Leeu Passant Stellenbosch Cabernet Sauvignon 2018, WO Stellenbosch, 14% Abv.

These cooler sites for Cabernet Sauvignon definitely perform well in this new release for the Leeu Passant red repertoire. The nose is magnificently perfumed, complex and utterly compelling, teasing the senses with violets and cherry blossom, lavender, pithy red cherry, sour black plums, black currant and a deep dark vein of spicy graphite minerality with just the slightest veneer of dried cedar and tarragon herbal spice. The palate texture is harmonious, tender, lightly saline and utterly seductive, displaying a fleshy medium bodied weight with bright fresh tart black berry acids, creamy milk chocolate tannins and a spicy crystalline blueberry fruited finish that is positively loaded with invigorating energy. Like the other two new releases, I obediently drank this bottle over three nights and while the majority of my score was cemented within the first few sips on day one, the expressive and energetic nature of this wine really did start to show with further air, confirming my complete adoration for this wine.
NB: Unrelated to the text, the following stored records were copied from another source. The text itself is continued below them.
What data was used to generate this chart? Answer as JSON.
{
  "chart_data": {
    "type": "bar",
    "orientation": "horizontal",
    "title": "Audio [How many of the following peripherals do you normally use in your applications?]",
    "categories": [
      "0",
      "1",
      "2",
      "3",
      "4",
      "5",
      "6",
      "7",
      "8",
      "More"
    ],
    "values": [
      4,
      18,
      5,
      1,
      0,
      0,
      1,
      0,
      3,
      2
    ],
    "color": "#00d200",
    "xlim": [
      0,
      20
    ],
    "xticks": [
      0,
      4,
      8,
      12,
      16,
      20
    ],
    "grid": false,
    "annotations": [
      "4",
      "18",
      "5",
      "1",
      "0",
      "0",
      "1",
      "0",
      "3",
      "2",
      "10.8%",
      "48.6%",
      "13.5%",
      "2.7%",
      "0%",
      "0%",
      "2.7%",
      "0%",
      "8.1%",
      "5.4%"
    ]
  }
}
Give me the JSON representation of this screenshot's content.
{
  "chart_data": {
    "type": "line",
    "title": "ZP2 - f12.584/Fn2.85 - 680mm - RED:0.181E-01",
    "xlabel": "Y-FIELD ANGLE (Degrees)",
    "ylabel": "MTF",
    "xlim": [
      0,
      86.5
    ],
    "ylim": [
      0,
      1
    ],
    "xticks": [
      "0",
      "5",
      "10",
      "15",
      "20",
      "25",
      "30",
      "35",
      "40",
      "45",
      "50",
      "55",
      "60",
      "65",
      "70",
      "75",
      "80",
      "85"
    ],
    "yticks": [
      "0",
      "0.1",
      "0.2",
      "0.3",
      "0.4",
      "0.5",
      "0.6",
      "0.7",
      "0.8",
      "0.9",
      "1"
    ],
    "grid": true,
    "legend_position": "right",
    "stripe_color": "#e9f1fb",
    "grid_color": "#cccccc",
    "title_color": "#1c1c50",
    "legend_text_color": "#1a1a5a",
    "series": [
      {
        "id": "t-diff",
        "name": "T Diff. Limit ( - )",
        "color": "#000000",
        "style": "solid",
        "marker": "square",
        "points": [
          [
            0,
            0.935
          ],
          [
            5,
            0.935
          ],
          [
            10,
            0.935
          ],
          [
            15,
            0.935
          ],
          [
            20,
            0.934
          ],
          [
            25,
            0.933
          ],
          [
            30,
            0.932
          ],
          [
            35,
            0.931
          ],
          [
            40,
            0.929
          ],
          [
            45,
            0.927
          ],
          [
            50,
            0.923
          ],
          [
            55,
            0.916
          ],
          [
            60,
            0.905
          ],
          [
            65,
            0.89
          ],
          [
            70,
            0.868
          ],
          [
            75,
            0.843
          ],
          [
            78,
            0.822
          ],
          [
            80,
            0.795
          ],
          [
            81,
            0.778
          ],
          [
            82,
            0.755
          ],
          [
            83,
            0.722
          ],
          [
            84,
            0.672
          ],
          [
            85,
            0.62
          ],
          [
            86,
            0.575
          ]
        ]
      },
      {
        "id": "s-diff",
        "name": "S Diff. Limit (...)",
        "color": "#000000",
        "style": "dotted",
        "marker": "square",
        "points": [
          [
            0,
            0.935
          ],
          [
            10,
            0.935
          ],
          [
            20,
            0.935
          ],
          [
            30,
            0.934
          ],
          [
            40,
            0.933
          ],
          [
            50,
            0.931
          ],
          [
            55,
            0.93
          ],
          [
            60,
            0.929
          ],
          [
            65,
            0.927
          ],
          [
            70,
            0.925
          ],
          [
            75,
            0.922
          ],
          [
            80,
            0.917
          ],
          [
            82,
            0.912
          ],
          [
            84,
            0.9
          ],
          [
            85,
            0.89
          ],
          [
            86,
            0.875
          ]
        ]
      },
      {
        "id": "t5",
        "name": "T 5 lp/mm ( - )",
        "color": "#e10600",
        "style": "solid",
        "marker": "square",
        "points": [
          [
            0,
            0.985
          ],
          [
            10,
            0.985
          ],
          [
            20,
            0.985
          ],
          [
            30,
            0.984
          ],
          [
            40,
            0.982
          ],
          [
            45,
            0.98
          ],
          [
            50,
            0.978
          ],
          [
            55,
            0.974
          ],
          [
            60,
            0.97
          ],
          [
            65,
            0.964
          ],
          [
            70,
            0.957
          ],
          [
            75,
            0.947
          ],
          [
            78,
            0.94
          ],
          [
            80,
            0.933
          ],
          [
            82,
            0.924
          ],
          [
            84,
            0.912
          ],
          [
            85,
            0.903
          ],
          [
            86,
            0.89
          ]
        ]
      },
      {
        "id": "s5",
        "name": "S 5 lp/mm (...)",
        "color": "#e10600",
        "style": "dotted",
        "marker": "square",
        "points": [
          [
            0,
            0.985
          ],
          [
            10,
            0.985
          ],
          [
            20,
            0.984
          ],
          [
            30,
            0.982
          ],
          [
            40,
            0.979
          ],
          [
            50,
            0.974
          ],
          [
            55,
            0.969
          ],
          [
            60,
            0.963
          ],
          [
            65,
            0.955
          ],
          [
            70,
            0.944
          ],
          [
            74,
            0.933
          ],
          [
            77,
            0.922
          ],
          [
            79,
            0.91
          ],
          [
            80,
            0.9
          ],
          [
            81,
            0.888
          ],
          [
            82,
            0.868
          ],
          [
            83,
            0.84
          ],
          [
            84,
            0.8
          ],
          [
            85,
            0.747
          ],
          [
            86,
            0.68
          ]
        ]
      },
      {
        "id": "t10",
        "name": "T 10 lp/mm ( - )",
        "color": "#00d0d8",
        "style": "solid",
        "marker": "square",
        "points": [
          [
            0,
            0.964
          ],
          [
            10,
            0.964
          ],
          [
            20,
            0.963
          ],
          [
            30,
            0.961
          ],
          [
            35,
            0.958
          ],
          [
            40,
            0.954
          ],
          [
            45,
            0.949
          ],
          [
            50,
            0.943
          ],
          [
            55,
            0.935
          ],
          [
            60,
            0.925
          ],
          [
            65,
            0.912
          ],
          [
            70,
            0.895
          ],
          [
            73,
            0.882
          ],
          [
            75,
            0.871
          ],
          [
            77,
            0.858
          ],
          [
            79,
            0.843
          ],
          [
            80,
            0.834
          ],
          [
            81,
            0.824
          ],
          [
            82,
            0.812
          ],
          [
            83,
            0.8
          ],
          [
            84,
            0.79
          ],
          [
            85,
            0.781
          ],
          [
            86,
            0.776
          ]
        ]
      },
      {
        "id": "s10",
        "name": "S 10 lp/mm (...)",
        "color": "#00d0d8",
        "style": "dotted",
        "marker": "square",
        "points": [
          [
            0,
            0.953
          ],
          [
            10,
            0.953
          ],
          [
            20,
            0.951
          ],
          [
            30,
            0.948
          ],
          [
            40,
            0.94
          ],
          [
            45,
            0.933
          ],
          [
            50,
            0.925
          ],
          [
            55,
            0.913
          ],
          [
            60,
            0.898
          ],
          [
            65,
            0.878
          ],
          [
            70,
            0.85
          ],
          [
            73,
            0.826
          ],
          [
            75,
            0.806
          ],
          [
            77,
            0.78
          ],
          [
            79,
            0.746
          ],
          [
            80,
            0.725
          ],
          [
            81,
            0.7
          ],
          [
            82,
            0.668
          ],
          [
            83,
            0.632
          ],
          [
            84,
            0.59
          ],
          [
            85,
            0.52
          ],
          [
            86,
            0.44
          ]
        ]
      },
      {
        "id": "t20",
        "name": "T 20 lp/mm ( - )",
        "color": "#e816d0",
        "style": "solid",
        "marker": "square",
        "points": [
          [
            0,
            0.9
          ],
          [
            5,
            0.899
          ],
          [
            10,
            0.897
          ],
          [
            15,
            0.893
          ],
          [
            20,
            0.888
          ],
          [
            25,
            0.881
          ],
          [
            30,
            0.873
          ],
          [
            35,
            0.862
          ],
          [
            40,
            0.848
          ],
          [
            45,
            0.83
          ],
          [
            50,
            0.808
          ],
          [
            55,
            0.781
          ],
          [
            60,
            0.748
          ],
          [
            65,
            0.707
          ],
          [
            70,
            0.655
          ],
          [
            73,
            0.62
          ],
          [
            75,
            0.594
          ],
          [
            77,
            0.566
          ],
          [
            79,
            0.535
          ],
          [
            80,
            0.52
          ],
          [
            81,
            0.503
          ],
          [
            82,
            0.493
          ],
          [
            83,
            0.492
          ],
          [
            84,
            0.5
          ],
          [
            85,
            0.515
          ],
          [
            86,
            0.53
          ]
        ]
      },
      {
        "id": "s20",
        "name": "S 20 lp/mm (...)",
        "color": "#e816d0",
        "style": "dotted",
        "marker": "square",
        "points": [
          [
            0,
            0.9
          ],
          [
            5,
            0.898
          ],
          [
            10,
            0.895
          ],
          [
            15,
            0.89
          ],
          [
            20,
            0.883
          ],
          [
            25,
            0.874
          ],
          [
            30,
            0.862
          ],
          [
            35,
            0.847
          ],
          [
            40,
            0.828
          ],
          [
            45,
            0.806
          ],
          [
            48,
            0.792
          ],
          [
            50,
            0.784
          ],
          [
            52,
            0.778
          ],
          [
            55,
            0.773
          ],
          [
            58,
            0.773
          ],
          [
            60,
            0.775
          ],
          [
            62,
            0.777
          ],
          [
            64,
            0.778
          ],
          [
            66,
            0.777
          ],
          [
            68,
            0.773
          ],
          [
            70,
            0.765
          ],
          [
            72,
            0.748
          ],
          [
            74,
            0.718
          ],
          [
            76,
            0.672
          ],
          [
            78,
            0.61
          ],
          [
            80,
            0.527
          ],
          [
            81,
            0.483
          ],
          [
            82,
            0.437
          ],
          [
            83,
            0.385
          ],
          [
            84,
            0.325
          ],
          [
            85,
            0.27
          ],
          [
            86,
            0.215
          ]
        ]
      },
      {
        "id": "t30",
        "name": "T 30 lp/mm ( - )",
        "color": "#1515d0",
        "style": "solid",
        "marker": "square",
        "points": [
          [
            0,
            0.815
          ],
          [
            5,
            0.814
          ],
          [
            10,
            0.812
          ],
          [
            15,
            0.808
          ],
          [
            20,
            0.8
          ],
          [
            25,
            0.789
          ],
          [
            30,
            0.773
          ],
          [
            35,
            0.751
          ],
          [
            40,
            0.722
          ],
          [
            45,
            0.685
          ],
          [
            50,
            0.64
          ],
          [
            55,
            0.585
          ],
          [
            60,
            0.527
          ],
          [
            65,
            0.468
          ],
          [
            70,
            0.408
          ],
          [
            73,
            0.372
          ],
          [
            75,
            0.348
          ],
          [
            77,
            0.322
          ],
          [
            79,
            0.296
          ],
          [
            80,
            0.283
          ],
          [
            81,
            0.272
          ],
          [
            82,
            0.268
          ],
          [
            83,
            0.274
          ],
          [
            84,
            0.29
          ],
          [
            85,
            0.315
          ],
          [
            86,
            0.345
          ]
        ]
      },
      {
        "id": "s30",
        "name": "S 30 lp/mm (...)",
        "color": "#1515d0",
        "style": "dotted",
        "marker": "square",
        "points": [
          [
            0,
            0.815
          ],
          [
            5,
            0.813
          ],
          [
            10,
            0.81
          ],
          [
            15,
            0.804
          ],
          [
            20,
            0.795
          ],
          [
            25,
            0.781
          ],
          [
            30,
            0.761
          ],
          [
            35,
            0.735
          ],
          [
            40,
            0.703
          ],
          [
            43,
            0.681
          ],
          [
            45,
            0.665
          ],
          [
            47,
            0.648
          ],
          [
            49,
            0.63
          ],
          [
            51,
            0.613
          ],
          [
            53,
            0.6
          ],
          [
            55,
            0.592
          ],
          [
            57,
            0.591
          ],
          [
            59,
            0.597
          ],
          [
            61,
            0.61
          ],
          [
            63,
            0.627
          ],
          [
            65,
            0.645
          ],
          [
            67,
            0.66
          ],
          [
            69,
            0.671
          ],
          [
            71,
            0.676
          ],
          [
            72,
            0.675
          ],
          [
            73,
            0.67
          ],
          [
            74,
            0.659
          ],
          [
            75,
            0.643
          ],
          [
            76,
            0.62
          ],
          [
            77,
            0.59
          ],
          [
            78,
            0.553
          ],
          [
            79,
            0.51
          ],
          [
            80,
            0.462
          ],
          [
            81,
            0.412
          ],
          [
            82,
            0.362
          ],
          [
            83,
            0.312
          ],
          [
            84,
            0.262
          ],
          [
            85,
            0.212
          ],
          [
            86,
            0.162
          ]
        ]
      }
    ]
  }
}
This surely has got to be one of the most exciting ‘new’ pure expressions of Cabernet Sauvignon to come out of Stellenbosch in recent years? Drink now and over the next 20+ years.

(Wine Safari Score: 95/100 Greg Sherwood MW)

Andrea Mullineux – The Latest Cape Winemakers Guild Superstar…

The Cape Wine Makers Guild represents innovation, benchmarking and the sharing of knowledge spanning over thirty three years of winemaking excellence. The Guild, an association of some of South Africa’s finest winemakers, has evolved into a body of 49 members who jointly represent the pinnacle of South African winemaking.

So of course, when I recently hooked up with Chris and Andrea Mullineux at their Roundstone farm, no prizes for guessing which unicorn bottle I liberated out of their cellar!!🍷

Cape Winemakers Guild Andrea Mullineux Leeu Passant Old Vine Cinsault 2015, WO Franschhoek, 13.5 Abv. 

A beautiful expression from this 91 year old vineyard in Franschhoek. Andrea affords this grand old vineyard its due respect handling the fruit in a more serious crushed berry whole bunch style instead of a whole bunch carbonique style. Broad and texturally very complex, the wine unfurls in layers of sweet cherry, Turkish delight, marzipan and sappy oak spice. Full and distinguished, this medium bodied wine is an expertly crafted, supremely elegant version of Cinsault that turns a touch more serious and tannic on the firm, focused finish. Superb poise, impressive refinement and very precise and self assured. What else would you expect from Andrea Mullineux? Give it a year or 5 in bottle and drink over 20+.